“Un progetto importante, che conferma l’importanza della Regione per la Difesa e il ruolo dell’Aeronautica Militare quale eccellenza italiana. La scelta di Decimomannu per il Ministero è stata naturale perché la base è una struttura già operativa ed efficiente. La realizzazione della Scuola rappresenterà un importante fattore di crescita per l’economia della Regione e per l’indotto locale con una forte attenzione alla tutela ambientale”.

Così il Ministro della Difesa Lorenzo Guerini ha commentato la decisione di costituire presso la base sarda, un polo di eccellenza internazionale per l’addestramento al volo avanzato dei piloti militari destinato ad essere operativo dal primo semestre del 2022.

Il progetto della Scuola di Volo Internazionale, realizzato attraverso una partnership tra l’aeronautica militare e Leonardo S.p,A., prevede, a regime, un flusso di allievi piloti e di personale militare e civile stimato nell’ordine di alcune centinaia di persone all’anno. Attualmente sono in corso le attività di bonifica e i lavori per la realizzazione della base inizieranno entro questo anno.

Il progetto comprende una forte attenzione all’aspetto ambientale; le attività previste e le nuove infrastrutture saranno caratterizzate da una marcata ecocompatibilità, con ampio ricorso alla simulazione. Grazie alle caratteristiche innovative dei velivoli utilizzati, come l’M-346, le attività di volo reali saranno limitate al 5 per cento del totale, senza l’impiego di alcun tipo armamento.

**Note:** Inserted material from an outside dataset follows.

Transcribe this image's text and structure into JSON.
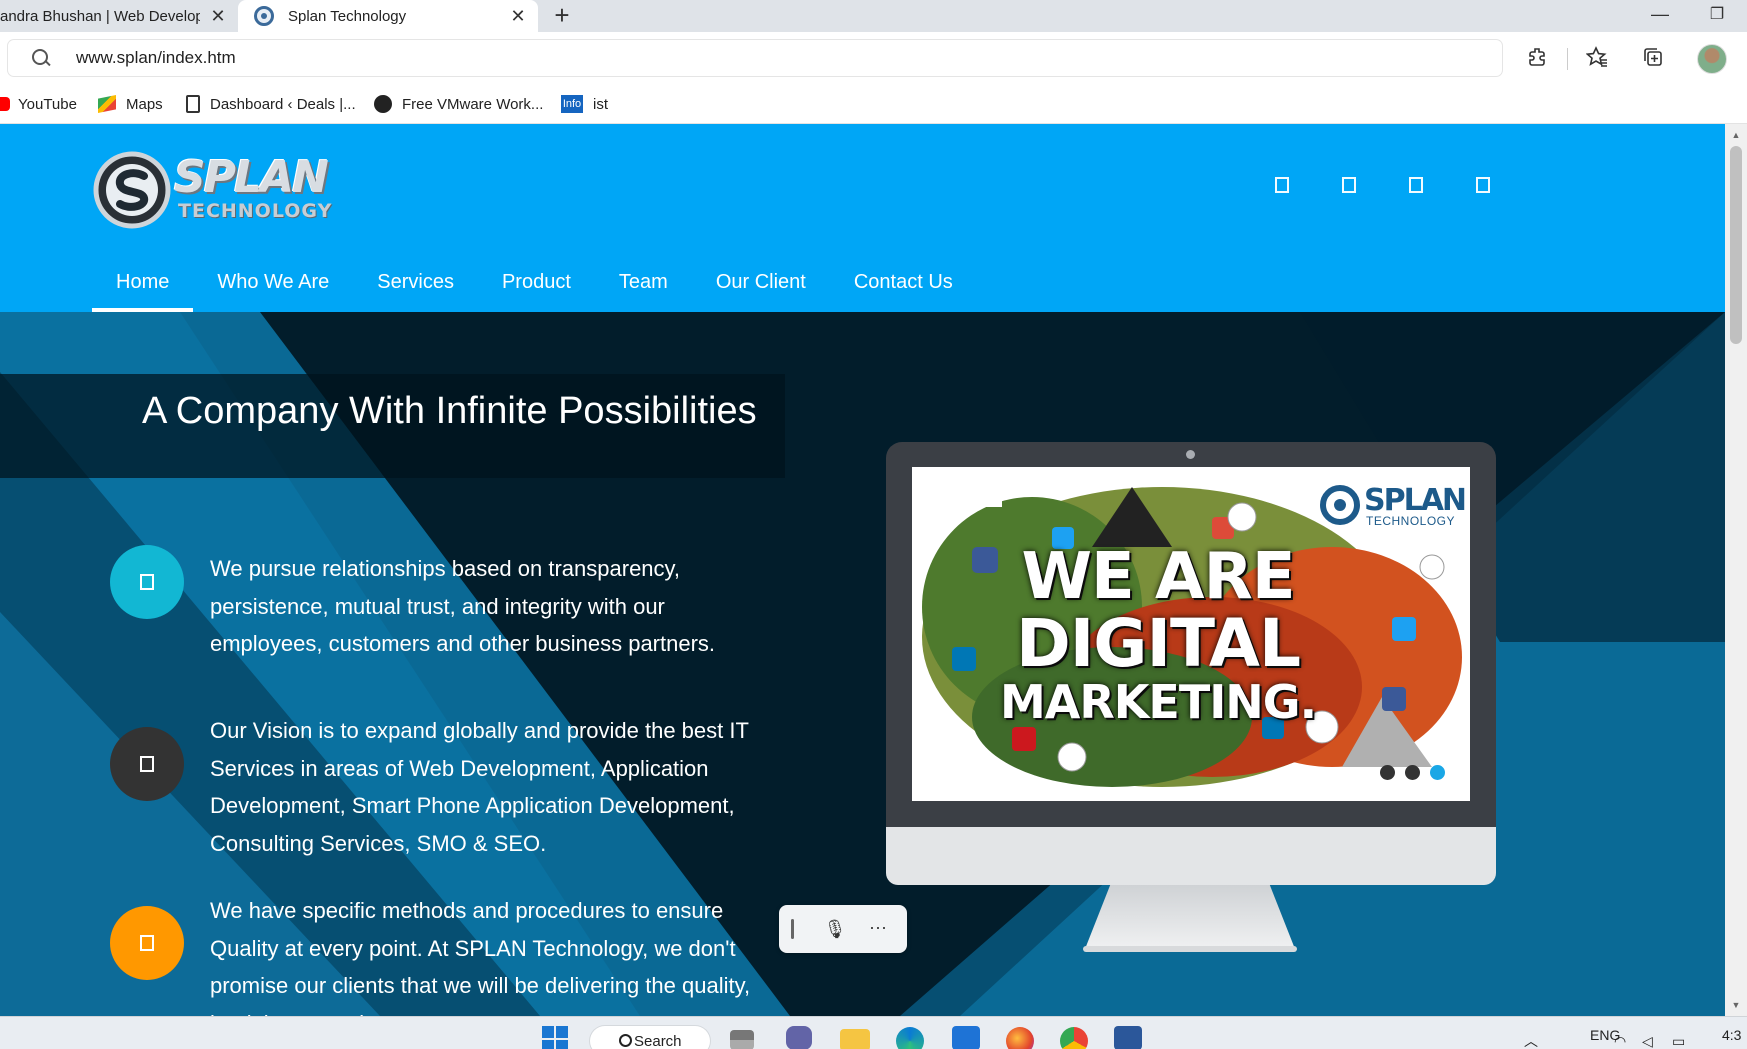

In termini di benefici per l’indotto, la controparte industriale prevede, per il solo adeguamento della Base di Decimomannu, un investimento complessivo nell’ordine di alcune decine di milioni di euro, con il coinvolgimento, in via prioritaria, di aziende regionali, che potranno utilmente partecipare alle procedure previste per l’aggiudicazione degli appalti che saranno posti a gara. I servizi connessi con l’operatività del sito saranno inoltre affidati a ditte locali con una ricaduta positiva in termini di occupazione stabile, diretta e indiretta. Complessivamente, le aziende investitrici stimano una ricaduta di valore economico complessivo nell’ordine di centinaia di milioni per i prossimi 10 anni.